Personal Finance & Money Asked by Wilma Rogers on April 3, 2021
I refinanced my primary property to afford ($37,000) the purchase of a home in 2005 for myself, my boyfriend and my newborn son.
My boyfriend and I had a verbal financial agreement that he would pay the mortgage plus utilities and I would pay for all costs pertaining to (now) the two children (food, education, clothing, extracurricular activities, vacations etc).
Taxes were filed separately as we were never married.
He claimed the property on his tax returns as well as 1 dependent child.
We separated last August (never married) and now he wants 50% of the equity.
Currently, we split the mortgage payment and I continue to pay all expenses for the children.
I would like the equity in the home to be distributed after first receiving the initial 50% of the $37,000 investment and the remainder to be divided equally between the two of them. What’s fair and equitable?
From what I am understanding it is totally up to you how much to give him. Nothing was in writing and the home is in your name. You are best to consult a lawyer as child support should be in play.
Answered by Pete B. on April 3, 2021
The phrase "verbal financial agreement" always makes me cringe!

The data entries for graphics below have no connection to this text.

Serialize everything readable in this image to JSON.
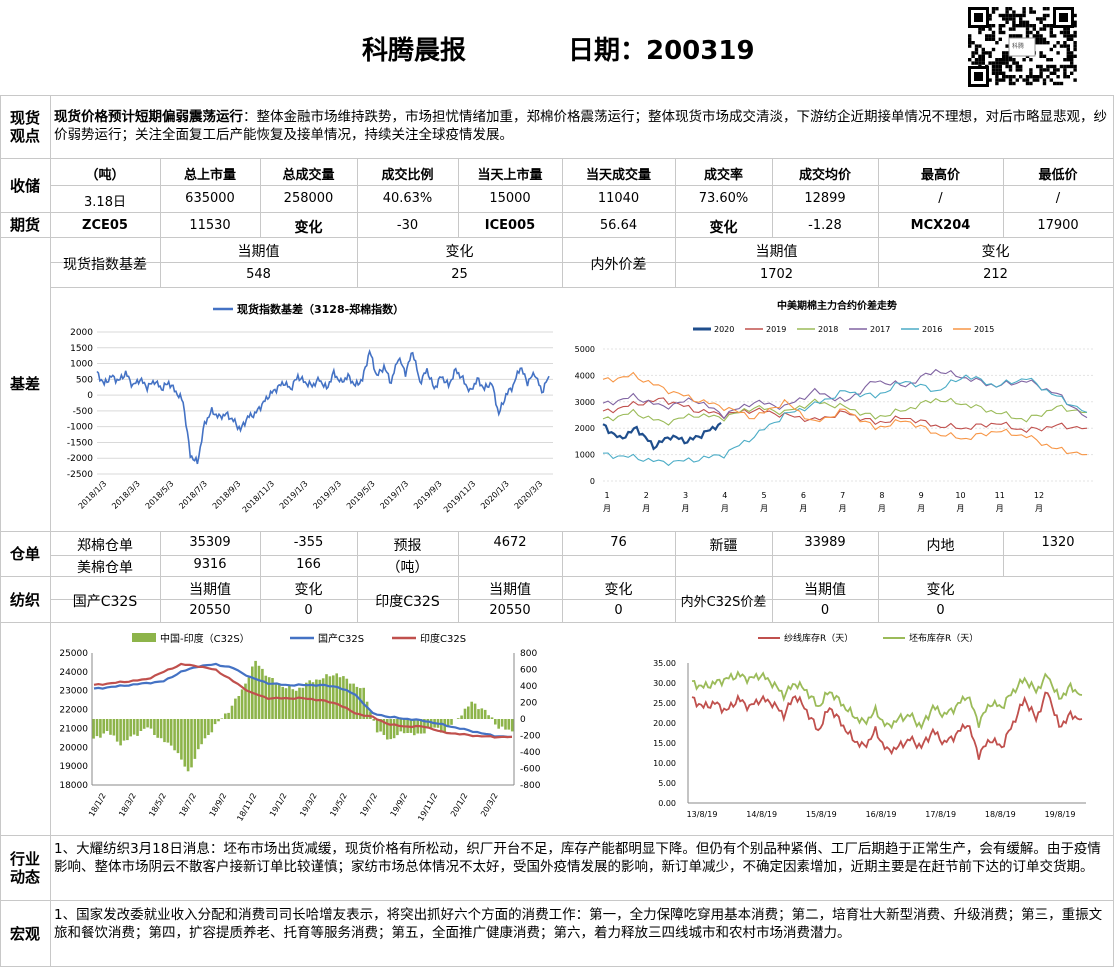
{
  "header": {
    "title": "科腾晨报",
    "date_label": "日期：200319",
    "qr_caption": "科腾"
  },
  "sections": {
    "spot_view": [
      "现货",
      "观点"
    ],
    "storage": "收储",
    "futures": "期货",
    "basis": "基差",
    "warehouse": "仓单",
    "yarn": "纺织",
    "industry": [
      "行业",
      "动态"
    ],
    "macro": "宏观"
  },
  "spot_view": {
    "bold": "现货价格预计短期偏弱震荡运行",
    "text": "：整体金融市场维持跌势，市场担忧情绪加重，郑棉价格震荡运行；整体现货市场成交清淡，下游纺企近期接单情况不理想，对后市略显悲观，纱价弱势运行；关注全面复工后产能恢复及接单情况，持续关注全球疫情发展。"
  },
  "storage": {
    "headers": [
      "（吨）",
      "总上市量",
      "总成交量",
      "成交比例",
      "当天上市量",
      "当天成交量",
      "成交率",
      "成交均价",
      "最高价",
      "最低价"
    ],
    "row": [
      "3.18日",
      "635000",
      "258000",
      "40.63%",
      "15000",
      "11040",
      "73.60%",
      "12899",
      "/",
      "/"
    ]
  },
  "futures": {
    "row": [
      "ZCE05",
      "11530",
      "变化",
      "-30",
      "ICE005",
      "56.64",
      "变化",
      "-1.28",
      "MCX204",
      "17900"
    ]
  },
  "basis": {
    "label": "现货指数基差",
    "cur_label": "当期值",
    "chg_label": "变化",
    "cur": "548",
    "chg": "25",
    "label2": "内外价差",
    "cur_label2": "当期值",
    "chg_label2": "变化",
    "cur2": "1702",
    "chg2": "212"
  },
  "warehouse": {
    "row1": [
      "郑棉仓单",
      "35309",
      "-355",
      "预报",
      "4672",
      "76",
      "新疆",
      "33989",
      "内地",
      "1320"
    ],
    "row2": [
      "美棉仓单",
      "9316",
      "166",
      "（吨）"
    ]
  },
  "yarn": {
    "domestic": "国产C32S",
    "india": "印度C32S",
    "spread": "内外C32S价差",
    "cur_label": "当期值",
    "chg_label": "变化",
    "domestic_cur": "20550",
    "domestic_chg": "0",
    "india_cur": "20550",
    "india_chg": "0",
    "spread_cur": "0",
    "spread_chg": "0"
  },
  "industry": {
    "text": "1、大耀纺织3月18日消息：坯布市场出货减缓，现货价格有所松动，织厂开台不足，库存产能都明显下降。但仍有个别品种紧俏、工厂后期趋于正常生产，会有缓解。由于疫情影响、整体市场阴云不散客户接新订单比较谨慎；家纺市场总体情况不太好，受国外疫情发展的影响，新订单减少，不确定因素增加，近期主要是在赶节前下达的订单交货期。"
  },
  "macro": {
    "text": "1、国家发改委就业收入分配和消费司司长哈增友表示，将突出抓好六个方面的消费工作：第一，全力保障吃穿用基本消费；第二，培育壮大新型消费、升级消费；第三，重振文旅和餐饮消费；第四，扩容提质养老、托育等服务消费；第五，全面推广健康消费；第六，着力释放三四线城市和农村市场消费潜力。"
  },
  "chart_data": [
    {
      "type": "line",
      "title": "",
      "series": [
        {
          "name": "现货指数基差（3128-郑棉指数）",
          "color": "#4472c4",
          "values": [
            700,
            350,
            600,
            450,
            700,
            300,
            500,
            250,
            450,
            200,
            400,
            100,
            -200,
            -1900,
            -2150,
            -900,
            -500,
            -700,
            -600,
            -800,
            -1100,
            -700,
            -600,
            -300,
            0,
            200,
            400,
            200,
            600,
            400,
            300,
            500,
            200,
            700,
            400,
            600,
            300,
            500,
            1400,
            600,
            900,
            400,
            1200,
            700,
            1400,
            400,
            800,
            200,
            600,
            300,
            800,
            500,
            100,
            500,
            200,
            400,
            -600,
            0,
            300,
            900,
            400,
            700,
            100,
            600
          ]
        }
      ],
      "ylim": [
        -2500,
        2000
      ],
      "yticks": [
        "2000",
        "1500",
        "1000",
        "500",
        "0",
        "-500",
        "-1000",
        "-1500",
        "-2000",
        "-2500"
      ],
      "xticks": [
        "2018/1/3",
        "2018/3/3",
        "2018/5/3",
        "2018/7/3",
        "2018/9/3",
        "2018/11/3",
        "2019/1/3",
        "2019/3/3",
        "2019/5/3",
        "2019/7/3",
        "2019/9/3",
        "2019/11/3",
        "2020/1/3",
        "2020/3/3"
      ]
    },
    {
      "type": "line",
      "title": "中美期棉主力合约价差走势",
      "ylim": [
        0,
        5000
      ],
      "yticks": [
        "5000",
        "4000",
        "3000",
        "2000",
        "1000",
        "0"
      ],
      "xticks": [
        "1月",
        "2月",
        "3月",
        "4月",
        "5月",
        "6月",
        "7月",
        "8月",
        "9月",
        "10月",
        "11月",
        "12月"
      ],
      "series": [
        {
          "name": "2020",
          "color": "#1f4e8c",
          "values": [
            2100,
            1600,
            2000,
            1300,
            1700,
            1500,
            1800,
            2200
          ]
        },
        {
          "name": "2019",
          "color": "#c0504d",
          "values": [
            2600,
            2900,
            3100,
            2700,
            2500,
            2700,
            2500,
            2300,
            2600,
            2200,
            2400,
            2100,
            2000,
            2200,
            1900,
            2100,
            2000
          ]
        },
        {
          "name": "2018",
          "color": "#9bbb59",
          "values": [
            2300,
            2600,
            2200,
            2500,
            2400,
            2800,
            2600,
            3000,
            2800,
            2400,
            2700,
            3100,
            2900,
            2600,
            2300,
            2800,
            2600
          ]
        },
        {
          "name": "2017",
          "color": "#8064a2",
          "values": [
            2900,
            3200,
            2800,
            3100,
            2500,
            3000,
            2800,
            3400,
            3000,
            3800,
            3600,
            4200,
            3900,
            3600,
            3800,
            3300,
            2400
          ]
        },
        {
          "name": "2016",
          "color": "#4bacc6",
          "values": [
            1000,
            900,
            700,
            800,
            1000,
            1700,
            2500,
            2900,
            3400,
            3200,
            3800,
            3400,
            4000,
            3600,
            3900,
            3200,
            2600
          ]
        },
        {
          "name": "2015",
          "color": "#f79646",
          "values": [
            3800,
            4000,
            3500,
            3100,
            2800,
            2400,
            3000,
            2200,
            2700,
            2000,
            2300,
            1800,
            1600,
            1900,
            1700,
            1200,
            1000
          ]
        }
      ]
    },
    {
      "type": "line",
      "title": "",
      "ylim": [
        18000,
        25000
      ],
      "y2lim": [
        -800,
        800
      ],
      "yticks": [
        "25000",
        "24000",
        "23000",
        "22000",
        "21000",
        "20000",
        "19000",
        "18000"
      ],
      "y2ticks": [
        "800",
        "600",
        "400",
        "200",
        "0",
        "-200",
        "-400",
        "-600",
        "-800"
      ],
      "xticks": [
        "18/1/2",
        "18/3/2",
        "18/5/2",
        "18/7/2",
        "18/9/2",
        "18/11/2",
        "19/1/2",
        "19/3/2",
        "19/5/2",
        "19/7/2",
        "19/9/2",
        "19/11/2",
        "20/1/2",
        "20/3/2"
      ],
      "series": [
        {
          "name": "中国-印度（C32S）",
          "color": "#8db44a",
          "type": "bar",
          "values": [
            -250,
            -150,
            -300,
            -200,
            -100,
            -250,
            -350,
            -650,
            -300,
            -80,
            100,
            350,
            700,
            500,
            400,
            350,
            450,
            500,
            550,
            450,
            350,
            -150,
            -250,
            -150,
            -200,
            -100,
            -150,
            20,
            200,
            100,
            -100,
            -150
          ]
        },
        {
          "name": "国产C32S",
          "color": "#4472c4",
          "values": [
            23100,
            23200,
            23300,
            23400,
            23500,
            24000,
            24300,
            24400,
            24200,
            23700,
            23400,
            23300,
            23300,
            23300,
            23200,
            22800,
            21800,
            21600,
            21500,
            21400,
            21200,
            21000,
            20800,
            20600,
            20550
          ]
        },
        {
          "name": "印度C32S",
          "color": "#c0504d",
          "values": [
            23300,
            23400,
            23500,
            23600,
            24000,
            24400,
            24300,
            24100,
            23500,
            22900,
            22600,
            22600,
            22600,
            22500,
            22300,
            21800,
            21600,
            21200,
            21100,
            21100,
            20800,
            20700,
            20600,
            20550,
            20550
          ]
        }
      ]
    },
    {
      "type": "line",
      "title": "",
      "ylim": [
        0,
        35
      ],
      "yticks": [
        "35.00",
        "30.00",
        "25.00",
        "20.00",
        "15.00",
        "10.00",
        "5.00",
        "0.00"
      ],
      "xticks": [
        "13/8/19",
        "14/8/19",
        "15/8/19",
        "16/8/19",
        "17/8/19",
        "18/8/19",
        "19/8/19"
      ],
      "series": [
        {
          "name": "纱线库存R（天）",
          "color": "#c0504d",
          "values": [
            26,
            24,
            25,
            23,
            26,
            24,
            26,
            25,
            22,
            27,
            23,
            18,
            24,
            20,
            16,
            14,
            18,
            13,
            14,
            16,
            14,
            18,
            15,
            17,
            20,
            12,
            16,
            14,
            20,
            26,
            21,
            28,
            19,
            22,
            21
          ]
        },
        {
          "name": "坯布库存R（天）",
          "color": "#9bbb59",
          "values": [
            30,
            29,
            30,
            31,
            32,
            31,
            32,
            30,
            27,
            30,
            28,
            24,
            28,
            25,
            22,
            20,
            23,
            19,
            21,
            22,
            19,
            24,
            22,
            24,
            27,
            20,
            25,
            24,
            28,
            31,
            28,
            32,
            26,
            29,
            27
          ]
        }
      ]
    }
  ]
}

In truth there's no such thing, since it assumes all parties will be honest in their recollections of the details.
There are so many issues at play with this question, such as where you're located, for starters. This has EVERYTHING to do with how this plays out in the end. Needless to say, it's messy because each of you has claims that conflict with one another's - he paid mortgage and utilities plus claimed the mortgage tax deductions while ALSO claiming one child, which is odd in the sense that it should have been you claiming both since you were the one paying the expenses of both children.
Are you in a community property state, has there ever been any claim of common law marriage? These and so many other questions come up, and without more to go on in terms of where you are and the circumstances of your relationship, it would be virtually impossible to give you anything other than general advice.
Since it has been some time that you posted, I'd hope maybe you'd come back and share an update on how it worked out for the education of all of those who might find themselves in similar circumstances.